Summary data for fatigue at different temperature. A: mean (±SE) data for isometric tension of the 30th contraction (as a ratio of control P₀; dashed line) at different temperatures (n as in Fig. 4) in isometric mode (filled columns) and in shortening mode (hatched columns). Extent of fatigue is less at higher temperatures and at each temperature shortening mode causes more fatigue than isometric. Statistically significant differences (t-test; P < 0.05) are found for fatigue data in isometric mode between 10 and 20°C and 10 and 30°C and between isometric vs. shortening data at 20 and 10°C. B: mechanical power, calculated as P₂ tension (see Fig. 2) in kN/m² multiplied by shortening velocity in L₀/s, is plotted in units of watts/liter (W/l) on a logarithmic ordinate.

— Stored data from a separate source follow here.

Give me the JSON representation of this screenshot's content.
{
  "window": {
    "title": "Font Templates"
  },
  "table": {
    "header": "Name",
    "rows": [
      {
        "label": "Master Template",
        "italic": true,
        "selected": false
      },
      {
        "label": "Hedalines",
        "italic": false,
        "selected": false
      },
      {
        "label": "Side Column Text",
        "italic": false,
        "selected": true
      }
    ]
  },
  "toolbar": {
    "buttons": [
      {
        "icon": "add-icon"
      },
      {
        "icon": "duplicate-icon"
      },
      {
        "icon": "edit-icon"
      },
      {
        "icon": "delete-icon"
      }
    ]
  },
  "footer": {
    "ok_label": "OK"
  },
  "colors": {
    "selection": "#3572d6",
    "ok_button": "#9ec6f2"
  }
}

The histograms show the mean (±SE; n = 6, 7) absolute power for prefatigue control (open columns) and for 30th fatiguing contraction (cross-hatched columns) at different temperatures. Note that the power output shows >10-fold increase from 10°C (∼8 W/l) to 30°C (∼105 W/l) and the differences between temperatures are significant (P < 0.05); also, the power at each temperature is significantly reduced (paired t-test, P < 0.05) after fatigue. The fatigue of power is greater at 10°C (∼50%) than at 20 and 30°C (70–75%).